Так и случилось, что в то время, когда таганрогский коммерсант Вальяно проворачивал свои миллионные аферы (впоследствии все столичные газеты писали о них с почтительным изумлением), таганрогский купец Чехов прогорал, и во всем городе не нашлось пятисот рублей, которые спасли бы его от разорения и позора. Чтобы выжить, чтобы торговать с выгодой или хотя бы без убытка, нужна была иная, современная хватка, конъюнктурная сообразительность, готовность к риску; тут нужно было, как на Руси говорили, «Бога забыть». Этими качествами Павел Егорович не обладал, за что и был, как сказано в официальной бумаге, «обращен из купцов в мещане».
Судьба чеховского семейства была глубоко типичной.
«…Множество промышленных и торговых заведений закрылось, и хозяева их выехали в другие места или же остаются без дела, испытывая разные лишения… Тогда как в других городах жалуются на недостаток и дороговизну квартир, у нас множество жилых помещений остаются пустыми, и банки не находят покупателей на заложенные и не проданные в срок дома. Вот уже несколько лет не видно никаких построек, и даже дома, начатые постройкою, остаются не оконченными…» – писали в таганрогской газете в 1881 году.
Из Москвы в Таганрог шли отцовские письма, тревожные и наставительные: «…смотри хорошенько за домом и во дворе чтобы было чисто и не поломано ничего. Хозяйствуй как сам знаешь, только чтобы все было хорошо, как при нас».
Между тем дом был отобран за долги, своего в нем почти ничего не осталось – только «кофейник медный да два таза медных», да еще зеркало, которое Евгения Яковлевна просила привезти в Москву – «а то у нас зеркала нет, хоть в лужу смотри».
Павел Егорович верил, что дела его каким-нибудь чудом поправятся, и, как утопающий, хватался за соломинку: «Главное, мои книги лавочные забери… иначе все дело пропало».
Трудная Антону досталась задача – «хозяйствуй как сам знаешь…».
В письмах Павла Егоровича преобладал суровый, учительный тон; больше всего они походили на пасторские послания, пересыпанные общеизвестными изречениями и афоризмами.
«Ради Бога, – писал отцу Александр, – прошу Вас, пишите потеплее, по душе, а то у Вас, папаша, только одни наставления, которые мы с детства зазубрили… Тут так на душе тяжело, так в голове мрачно, ищешь дружеского утешения и сочувствующего слова, а получаешь приказание ходить в церковь…»

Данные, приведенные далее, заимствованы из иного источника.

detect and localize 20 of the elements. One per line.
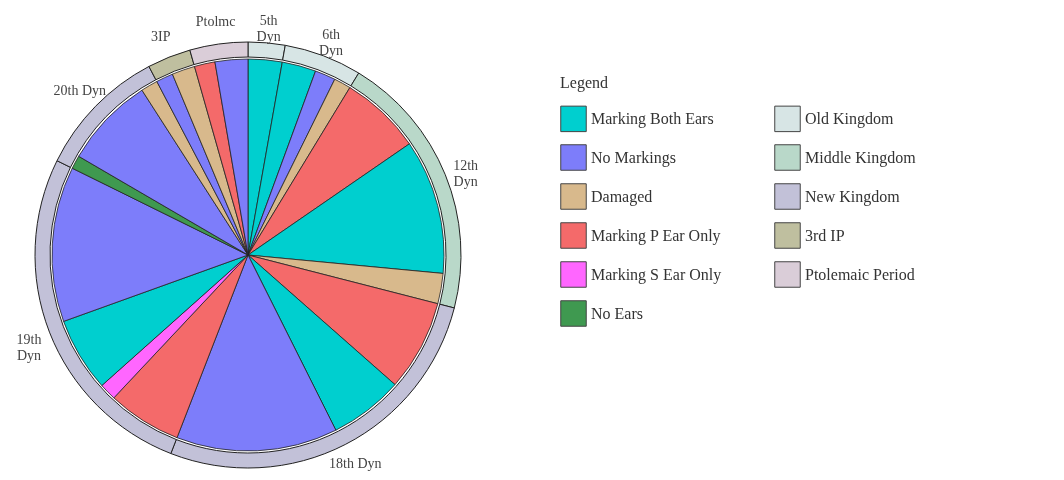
legend-label: New Kingdom — [805, 187, 901, 206]
legend-label: Damaged — [591, 187, 653, 206]
text: 12th Dyn — [453, 158, 479, 190]
text: 5th Dyn — [256, 12, 281, 44]
text: 3IP — [151, 28, 171, 44]
legend-label: No Markings — [591, 148, 676, 167]
legend-label: Old Kingdom — [805, 109, 894, 128]
text: 6th Dyn — [319, 27, 344, 59]
text: 20th Dyn — [53, 82, 106, 98]
text: 18th Dyn — [329, 456, 382, 472]
legend-label: Marking Both Ears — [591, 109, 714, 128]
legend-label: Middle Kingdom — [805, 148, 917, 167]
text: 19th Dyn — [16, 332, 42, 364]
legend-title: Legend — [560, 74, 608, 92]
legend-label: No Ears — [591, 304, 643, 322]
legend-label: 3rd IP — [805, 226, 845, 244]
legend-label: Marking P Ear Only — [591, 226, 721, 245]
legend-label: Ptolemaic Period — [805, 265, 915, 283]
text: Ptolmc — [195, 14, 236, 30]
legend-label: Marking S Ear Only — [591, 265, 722, 284]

По этим письмам нетрудно разложить по пунктам воспитательную систему Павла Егоровича.
«Держись религии, она есть свет истинный» – это, вероятно, во-первых. Затем «ее надейся на свои способности и при том же никогда не гордись своим знанием. При высоком учении необходимо нужно смирение». И вот еще что: «Относительно убеждений каждого смертного человека я скажу, что все ошибаются и заблуждаются, кто придерживается своих убеждений, убеждении своих можно держаться, но и других должно слушать, потому что молодой человек видит только из теории или книги, а на практике он еще не смыслит, мотивировать можно, но и соглашаться всегда должно с опытными старыми людьми. Нас собственные убеждения не будут хлебом кормить». Далее о высшем образовании: «Университет рассадник своеволия, без строгого контроля всякого студенты как хоч, так и живи, какая надобность до нравственности, знал бы лекции. Начало премудрости есть страх Божий».

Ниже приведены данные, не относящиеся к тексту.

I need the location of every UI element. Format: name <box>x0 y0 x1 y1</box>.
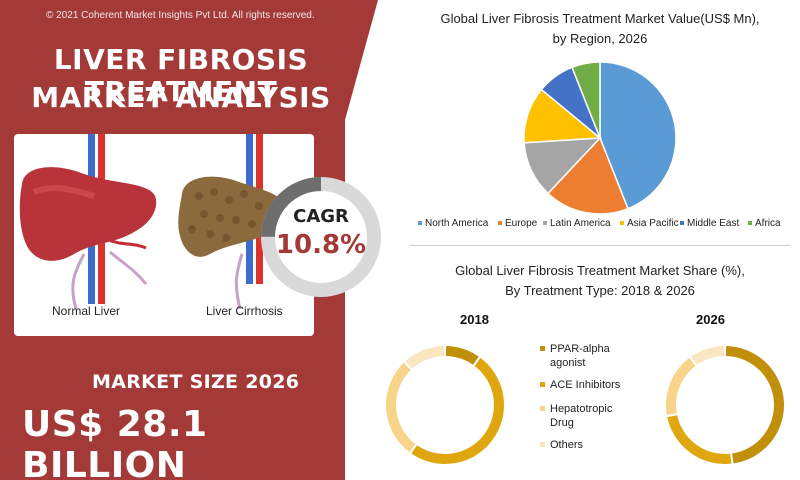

И наконец, самое главное: «…в особенности мы боимся за тебя, как бы ты в отсутствии нашем не испортил своей нравственности, за тобою некому следить, как ты живешь, а своя воля может человека спортить…»
Это ведь целое мировоззрение – «нас собственные убеждения не будут хлебом кормить». И какое целостное, завершенное в своей примитивности: «своя воля может человека спортить»! Когда за всякий самостоятельный шаг, за ловлю птиц, за вечер, проведенный на театральной галерке или в городском саду; когда за всякое живое суждение и вообще за всякий поступок, не согласованный с авторитетом отца, полагается затрещина или порка, то само побуждение к действию постепенно замирает, в обескураженной душе воцаряются робость и странная лень – робость, лень, захолустье душевной обломовки.